A semana que passou foi marcada pelos rankings das escolas e como qualquer cidadão interessado nas questões da educação, também fica o registo duma opinião que embora não seja isenta, é uma opinião que pode ou não ser considerada, tudo depende do ponto de vista de quem a lê.


Não vou questionar a fidelidade dos rankings, embora continue a achar que não é justa.


Não é justa por muitas razões e cito Daniel Sampaio, especialista nas questões da educação, no seu artigo de opinião sobre o assunto diz: “A dicotomia público/privado não faz nenhum sentido: as escolas públicas são obrigadas a aceitar todos os alunos da sua zona geográfica, as privadas são livres para seleccionarem. Por exemplo, as privadas recrutam pelo anterior percurso académico do aluno, pelo perfil do seu comportamento, por vezes até pelo credo religioso.” Ora como diz Daniel Sampaio e a própria comunicação social bem o sabe, todos o reconhecem, nomeadamente o jornal público, só que não o dizem porque não lhes interessa ou não têm coragem para o fazer. Abrem-se as Tvs, no horário em que há maior audiência e o que se vê ou lê em letras garrafais é, Privado melhor que o Público, não dizem é os condicionalismos que tem o ensino público para tais provas. É que o ensino público aceita qualquer tipo de aluno, seja ele oriundo dos meios sociais desfavorecidos ou dos meios sociais mais favorecidos, seja ele com tipo de comportamento menos adequado ou com pouca motivação para a escola. A escola pública não faz seriação de alunos e todos sabemos que para os rankings contam todos, até os alunos com condições especiais de avaliação.


Já agora, porque não escolhem as escolas os seus melhores alunos, 20, 30 ou outro número, para fazerem as provas que possam contar para os rankings? Seria uma forma mais justa de classificação.


De qualquer forma, tenho de falar na escola onde estou inserido e que também fez as tais provas para a classificação dos rankings.
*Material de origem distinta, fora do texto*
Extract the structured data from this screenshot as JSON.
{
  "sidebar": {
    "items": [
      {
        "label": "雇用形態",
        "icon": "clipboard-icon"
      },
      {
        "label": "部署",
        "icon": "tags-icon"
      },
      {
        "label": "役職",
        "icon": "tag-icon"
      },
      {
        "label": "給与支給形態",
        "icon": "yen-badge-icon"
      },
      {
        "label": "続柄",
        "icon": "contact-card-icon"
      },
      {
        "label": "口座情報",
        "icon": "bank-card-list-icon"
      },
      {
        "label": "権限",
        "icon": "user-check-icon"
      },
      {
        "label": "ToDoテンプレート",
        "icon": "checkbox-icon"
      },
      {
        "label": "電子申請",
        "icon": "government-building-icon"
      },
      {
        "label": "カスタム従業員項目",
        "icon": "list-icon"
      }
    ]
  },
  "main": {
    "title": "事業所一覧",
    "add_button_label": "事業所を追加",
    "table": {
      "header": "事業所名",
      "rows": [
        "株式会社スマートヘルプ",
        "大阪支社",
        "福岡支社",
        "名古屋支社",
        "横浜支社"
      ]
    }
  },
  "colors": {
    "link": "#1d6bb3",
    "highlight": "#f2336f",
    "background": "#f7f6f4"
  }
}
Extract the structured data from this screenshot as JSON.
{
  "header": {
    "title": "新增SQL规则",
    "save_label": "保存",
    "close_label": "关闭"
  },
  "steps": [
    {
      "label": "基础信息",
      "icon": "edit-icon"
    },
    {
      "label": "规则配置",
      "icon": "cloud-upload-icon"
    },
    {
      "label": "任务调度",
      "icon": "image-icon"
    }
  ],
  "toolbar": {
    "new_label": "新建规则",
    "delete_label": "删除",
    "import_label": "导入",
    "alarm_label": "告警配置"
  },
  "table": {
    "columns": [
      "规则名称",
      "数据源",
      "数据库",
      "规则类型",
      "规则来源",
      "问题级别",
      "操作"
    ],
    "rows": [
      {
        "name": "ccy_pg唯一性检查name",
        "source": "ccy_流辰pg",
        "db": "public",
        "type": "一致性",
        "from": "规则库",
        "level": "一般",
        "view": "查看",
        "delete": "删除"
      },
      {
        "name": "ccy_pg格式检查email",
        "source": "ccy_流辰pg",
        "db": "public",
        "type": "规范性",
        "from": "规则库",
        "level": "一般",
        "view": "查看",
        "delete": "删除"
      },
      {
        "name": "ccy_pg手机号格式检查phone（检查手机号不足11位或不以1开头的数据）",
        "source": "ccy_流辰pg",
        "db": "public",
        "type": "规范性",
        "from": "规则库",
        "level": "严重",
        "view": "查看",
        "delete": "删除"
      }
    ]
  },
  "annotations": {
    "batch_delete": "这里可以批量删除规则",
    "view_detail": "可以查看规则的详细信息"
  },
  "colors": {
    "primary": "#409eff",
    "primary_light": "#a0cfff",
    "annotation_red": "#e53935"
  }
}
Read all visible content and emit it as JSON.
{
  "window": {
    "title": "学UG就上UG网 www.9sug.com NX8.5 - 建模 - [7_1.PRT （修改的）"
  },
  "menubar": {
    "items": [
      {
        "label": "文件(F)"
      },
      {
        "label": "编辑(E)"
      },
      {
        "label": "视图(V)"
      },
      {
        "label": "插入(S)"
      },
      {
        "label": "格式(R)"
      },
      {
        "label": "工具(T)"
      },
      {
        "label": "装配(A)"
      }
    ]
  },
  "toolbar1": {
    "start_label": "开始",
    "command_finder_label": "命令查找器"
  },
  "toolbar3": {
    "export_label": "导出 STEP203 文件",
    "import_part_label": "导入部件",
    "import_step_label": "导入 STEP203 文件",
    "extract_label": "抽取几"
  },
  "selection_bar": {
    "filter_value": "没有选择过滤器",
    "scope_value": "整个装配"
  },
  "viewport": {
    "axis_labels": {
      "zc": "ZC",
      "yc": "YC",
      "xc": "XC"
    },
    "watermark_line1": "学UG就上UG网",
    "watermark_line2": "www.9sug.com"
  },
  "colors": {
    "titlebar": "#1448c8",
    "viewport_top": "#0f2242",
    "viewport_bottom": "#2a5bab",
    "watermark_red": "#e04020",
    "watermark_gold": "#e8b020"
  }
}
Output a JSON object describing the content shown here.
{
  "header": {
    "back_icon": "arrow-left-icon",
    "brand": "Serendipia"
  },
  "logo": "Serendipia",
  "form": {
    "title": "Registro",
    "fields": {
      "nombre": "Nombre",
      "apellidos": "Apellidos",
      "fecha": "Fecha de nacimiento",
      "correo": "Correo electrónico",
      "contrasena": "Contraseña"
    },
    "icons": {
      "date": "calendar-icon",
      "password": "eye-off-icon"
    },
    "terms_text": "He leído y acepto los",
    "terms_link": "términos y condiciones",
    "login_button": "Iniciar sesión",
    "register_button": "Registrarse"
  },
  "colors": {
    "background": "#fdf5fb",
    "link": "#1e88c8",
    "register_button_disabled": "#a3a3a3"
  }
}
É uma escola bem do interior, onde a maioria dos alunos se levantam por volta das 7 da manhã e só chegam a casa por volta das 7 da noite, não têm uma biblioteca municipal, não têm cinema nem qualquer evento cultural típico de uma cidade, não faz segregação de qualquer tipo e muitos dos alunos não conhecem o mar nem nunca foram a um cinema. É uma escola que muitos dizem que tem as horas contadas e os encarregados de educação quando podem deslocam os seus filhos para a cidade. Lá aprendem melhor porque são escolas com melhores recursos é o que dizem. Também concordo que as escolas tenham melhores recursos, mas com as aprendizagens já duvido se nos fiarmos nos rankings, vemos que a escola inserida num meio desfavorecido até ficou bem à frente da maioria das cidades do seu Distrito e até do Concelho. Das 60 escolas do distrito de Viseu, a da Lajeosa do Dão, ficou em 15º lugar com uma pontuação acima da média de 2,71(Ver caixa).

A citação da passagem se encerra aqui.